- Presidential Address:Macroeconomics and Online Prices
The availability of microeconomic pricing data has produced an empirical revolution in macroeconomics. Two events were the main culprits: First, national statistical offices allowed economists to study the data underlying the construction of the consumer price index (CPI), which gave our profession the chance to tackle many questions that have been open for decades. Second, scanner data from several supermarkets and merchandising companies were made available as well, offering another great opportunity for research. The earlier literature used aggregate price indexes to address questions of price rigidity, the law of one price, cost and exchange rate pass-through, international market segmentation, and so on. The aggregation and the procedures behind the construction of those indexes mask several economic phenomena. The availability of more detailed data has allowed the profession to take a closer look at old questions.1
The microeconomic CPI data has several advantages. The first and most important is its representativeness. Statistical offices invest in the design of the data to make sure they include a representative set of prices for the consumption basket. The second advantage is the long history. When the micro-economic price data are released, researchers generally have access to several years and sometimes decades. This feature is quite important for evaluating pass-through and relative price equilibrium deviations. The disadvantages are many, including the one indicated by Alberto Cavallo in his thesis: micro-economic CPI prices are plagued with unit values.2 Although unit values are [End Page 199] conceivably a very good piece of information for the computation of inflation, they are terrible for understanding price-setting dynamics, especially when evaluating price stickiness. The second disadvantage is that even though the data are representative, CPIs tend to have very few items in each sector, which means that the heterogeneity within sectors is disguised by small samples.

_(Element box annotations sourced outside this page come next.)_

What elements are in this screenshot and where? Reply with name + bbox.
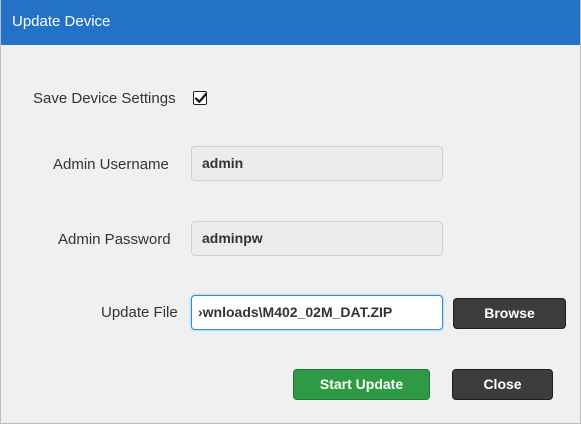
admin-username-value: admin [202,155,244,171]
admin-username-field[interactable]: admin [191,146,443,181]
admin-username-label: Admin Username [53,156,169,173]
close-button[interactable]: Close [452,369,553,400]
admin-password-field[interactable]: adminpw [191,221,443,256]
admin-password-label: Admin Password [58,231,171,248]
browse-button[interactable]: Browse [453,298,566,329]
start-update-button[interactable]: Start Update [293,369,430,400]
checkmark-icon [194,92,208,103]
dialog-titlebar[interactable]: Update Device [1,0,580,45]
update-file-label: Update File [101,304,178,321]
save-device-settings-checkbox[interactable] [193,91,208,105]
save-device-settings-label: Save Device Settings [33,90,176,107]
update-file-field[interactable]: ›wnloads\M402_02M_DAT.ZIP [191,295,443,330]
update-file-value: ›wnloads\M402_02M_DAT.ZIP [198,304,393,320]
admin-password-value: adminpw [202,230,263,246]
dialog-title: Update Device [12,13,111,30]
update-device-dialog: Update Device Save Device Settings Admin… [0,0,581,424]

The scanner data resolved some of the issues in the CPI data and worsened others. The scope was clearly much bigger, and the extensive product variety allowed researchers to deal with heterogeneity much better. In addition, several scanner data sets have information on cost and quantities, as well as on the prices, which facilitates addressing questions on pass-through. The disadvantages, however, are several. First, scanner data are not representative. The data characteristics vary greatly depending on the data provider, the location, and the time period when the data were collected. Databases available for research are usually from a single retailer, which makes generalization even harder. Furthermore, the quantity data captured by scanner data can be biased. The reason is simple: a supermarket that sells milk at an unusually low price will experience unusually large sales of milk. Using the quantities to determine aggregate implications produces a massive bias. Second, scanner data also has unit values, with prices reported as a ratio of sales over quantities and averaged over a week. Not all scanner data suffer from this problem, but most of the data sets that have been used in the macroeconomic and international literature do. Observing the average price is not necessarily wrong if the question asked is about pass-through or inflation. It is, however, the incorrect data point when addressing questions of price stickiness and price dynamics.3
Alberto Cavallo and I started the Billion Prices Project at MIT (BPP) almost a decade ago to explore how using web methods can improve the collection of prices.4 We use web scraping to download millions of prices every day, from hundreds of retailers in more than seventy countries. The purpose is to collect all the products sold by a store, identify the posted prices every day, and also detect information about sales, promotions, and the like, in which case we collect all prices available. There are some advantages and disadvantages to these data. First, they are not as representative as census [End Page 200] data, but they are more representative than data from a single store, which is the typical source of scanner data. In particular, every U.S. supermarket selling products through an online web page is probably in our data set, not just Safeway. Second, the data are daily and have no...